Pascal Perrineau a montré comment la montée du Front national a capté l’électorat de défiance⁸. En 2022, plus de 50 % des voix du premier tour sont allées à des candidats « antisystème ». Le mécanisme du « barrage républicain »⁹, qui avait fonctionné en 2002, apparaît désormais largement fissuré.

  1. Une mécanique budgétaire et institutionnelle de crise
  2. La surenchère électorale et l’impasse budgétaire

La présidentielle alimente une logique de surenchère : chaque candidat multiplie les promesses, sans considération pour les finances publiques¹⁰.

Jacques Généreux parle ainsi très justement d’une « dissociété », où la logique électorale prime sur toute rationalité économique¹¹.

La Constitution avait pourtant prévu des garde-fous (articles 40 et 47). Guy Carcassonne rappelait que le Parlement devait rester le garant de la discipline budgétaire¹².

Mais dans les faits, l’hyperprésidentialisme vide ces mécanismes de leur portée : le budget devient un instrument de légitimation plébiscitaire.

  1. Le quinquennat, la dissolution et la paralysie institutionnelle

Le quinquennat et l’inversion du calendrier électoral ont transformé la Ve République en régime présidentialiste majoritaire.

Lorsque la majorité fait défaut, comme après la dissolution de 2024, c’est la paralysie. Jean Gicquel a évoqué à ce propos une « présidentialisation conflictuelle »¹³.

Privé de majorité et sans culture de coalition, le président de la République se retrouve tenté par les instruments d’exception : dissolution (article 12), référendum (article 11), voire mise en œuvre de l’article 16.

Dominique Rousseau y voit une dérive plébiscitaire qui menace la démocratie représentative¹⁴.

Conclusion

L’article de Dominique Reynié éclaire un paradoxe central de la Ve République : l’élection présidentielle, cœur de sa légitimité, est devenue son principal facteur de vulnérabilité.

  • En sciences politiques, elle nourrit une dynamique populiste et marginalise les partis modérés.
  • En droit constitutionnel, elle accentue la dérive présidentialiste, paralyse le contrôle parlementaire et fragilise la discipline budgétaire.

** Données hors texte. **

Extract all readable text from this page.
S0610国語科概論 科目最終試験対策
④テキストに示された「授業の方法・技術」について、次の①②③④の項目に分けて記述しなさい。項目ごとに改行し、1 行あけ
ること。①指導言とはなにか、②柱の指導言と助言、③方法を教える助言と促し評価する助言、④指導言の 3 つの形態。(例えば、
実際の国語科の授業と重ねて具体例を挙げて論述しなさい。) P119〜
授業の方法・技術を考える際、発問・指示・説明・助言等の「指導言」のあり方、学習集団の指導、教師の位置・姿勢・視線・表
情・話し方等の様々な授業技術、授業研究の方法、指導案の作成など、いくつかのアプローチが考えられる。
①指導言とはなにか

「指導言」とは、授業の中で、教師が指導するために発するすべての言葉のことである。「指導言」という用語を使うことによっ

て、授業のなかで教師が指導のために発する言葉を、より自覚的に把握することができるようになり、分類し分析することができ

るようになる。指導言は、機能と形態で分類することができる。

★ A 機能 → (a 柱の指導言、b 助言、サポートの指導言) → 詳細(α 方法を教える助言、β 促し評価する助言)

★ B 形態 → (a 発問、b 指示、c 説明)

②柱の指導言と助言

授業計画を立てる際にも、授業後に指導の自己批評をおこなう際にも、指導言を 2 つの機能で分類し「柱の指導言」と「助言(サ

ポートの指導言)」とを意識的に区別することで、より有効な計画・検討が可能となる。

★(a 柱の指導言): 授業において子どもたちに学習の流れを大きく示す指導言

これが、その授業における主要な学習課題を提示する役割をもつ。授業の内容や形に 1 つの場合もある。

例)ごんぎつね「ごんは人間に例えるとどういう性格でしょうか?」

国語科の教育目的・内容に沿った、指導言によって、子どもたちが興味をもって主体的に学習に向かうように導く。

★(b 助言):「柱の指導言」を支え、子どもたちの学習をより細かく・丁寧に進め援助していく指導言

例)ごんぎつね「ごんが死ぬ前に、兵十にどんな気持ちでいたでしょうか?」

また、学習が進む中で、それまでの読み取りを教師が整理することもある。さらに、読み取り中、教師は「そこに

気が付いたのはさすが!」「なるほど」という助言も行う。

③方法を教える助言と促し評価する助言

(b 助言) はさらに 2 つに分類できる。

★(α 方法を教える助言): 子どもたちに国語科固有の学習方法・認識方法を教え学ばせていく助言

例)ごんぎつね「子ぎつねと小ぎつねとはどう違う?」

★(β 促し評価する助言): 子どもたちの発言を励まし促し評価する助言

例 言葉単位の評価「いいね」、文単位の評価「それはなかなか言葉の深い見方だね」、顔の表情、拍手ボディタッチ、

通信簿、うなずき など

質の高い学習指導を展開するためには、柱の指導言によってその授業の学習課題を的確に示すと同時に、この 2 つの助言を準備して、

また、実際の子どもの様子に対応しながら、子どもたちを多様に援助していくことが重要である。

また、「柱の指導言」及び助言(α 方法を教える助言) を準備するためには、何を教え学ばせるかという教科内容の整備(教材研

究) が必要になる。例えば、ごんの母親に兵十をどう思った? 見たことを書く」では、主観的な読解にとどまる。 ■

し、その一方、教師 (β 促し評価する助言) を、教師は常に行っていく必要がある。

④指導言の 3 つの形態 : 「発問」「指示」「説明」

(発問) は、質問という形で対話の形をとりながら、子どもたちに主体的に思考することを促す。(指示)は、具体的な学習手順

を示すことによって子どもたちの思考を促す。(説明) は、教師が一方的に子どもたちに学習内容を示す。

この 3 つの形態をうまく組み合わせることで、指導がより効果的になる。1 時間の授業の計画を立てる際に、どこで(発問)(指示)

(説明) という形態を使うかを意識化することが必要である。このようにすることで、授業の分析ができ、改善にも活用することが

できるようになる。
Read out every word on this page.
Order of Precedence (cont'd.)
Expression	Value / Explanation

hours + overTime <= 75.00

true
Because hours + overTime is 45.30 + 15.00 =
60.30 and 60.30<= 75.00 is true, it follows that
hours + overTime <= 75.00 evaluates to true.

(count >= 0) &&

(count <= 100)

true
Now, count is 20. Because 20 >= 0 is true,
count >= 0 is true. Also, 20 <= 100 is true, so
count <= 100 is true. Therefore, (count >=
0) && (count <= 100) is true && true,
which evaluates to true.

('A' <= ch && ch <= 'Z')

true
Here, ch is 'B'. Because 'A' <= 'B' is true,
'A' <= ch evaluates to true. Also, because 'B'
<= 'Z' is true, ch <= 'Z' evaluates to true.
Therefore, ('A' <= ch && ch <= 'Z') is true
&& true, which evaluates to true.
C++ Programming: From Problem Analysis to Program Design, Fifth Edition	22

Deux voies s’ouvrent alors : réformer le système de l’intérieur – par exemple en découplant les calendriers électoraux, en renforçant le rôle du Parlement ou en introduisant une culture de coalition – ou bien repenser entièrement l’architecture institutionnelle, dans la perspective d’une 6ème République¹⁵.

Et ce, au nom d’un climat propice à faire évoluer le régime vers un format inédit, qui soit à la hauteur de la redéfinition et de l’application des principes constitutionnels l’encadrant ;

et dont les auteurs ne sont point les neufs sages du Conseil constitutionnel, mais le peuple constituant appelé à donner son avis : soit refusant le nouveau texte, soit l’accueillant pour mieux en épouser la philosophie constructive, autrement dit guider l’interprétation qu’il convient de lui prodiguer et de lui procurer ;

afin de procéder non à un simple droit d’inventaire des présidences précédentes, mais de professionnaliser l’exercice de l’équilibre des pouvoirs qu’il prévoit et des droits fondamentaux qu’il énumère…  

Notes

  1. Maurice Duverger, Les régimes politiques (Paris: PUF, 1970).
  2. Dominique Reynié, « Élection présidentielle : une tragédie française », Conférence (Sciences Po), 9 septembre 2025.
  3. Didier Maus, La Ve République (Paris: Montchrestien, 2007).
  4. Georges Vedel, La Constitution de la Ve République (Paris: Dalloz, 1964).
  5. Ibid.
  6. Pierre Rosanvallon, Le Bon Gouvernement (Paris: Seuil, 2015).
  7. Jean-Marie Denquin, La crise de la représentation (Paris: Dalloz, 2004).
  8. Pascal Perrineau, La France au Front (Paris: Seuil, 2014).
  9. Alain Garrigou, Le vote et la vertu: Comment les Français sont devenus électeurs (Paris: Presses de Sciences Po, 1992).
  10. Dominique Reynié, art. cit.
  11. Jacques Généreux, La dissociété (Paris: Seuil, 2006).
  12. Guy Carcassonne, La Constitution (Paris: Seuil, 2010).
  13. Jean Gicquel, Droit constitutionnel et institutions politiques (Paris: LGDJ, 2022).
  14. Dominique Rousseau, Radicaliser la démocratie: Propositions pour une refondation (Paris: Seuil, 2015).
  15. Pierre Avril, La République est-elle réformable ? (Paris: PUF, 2016).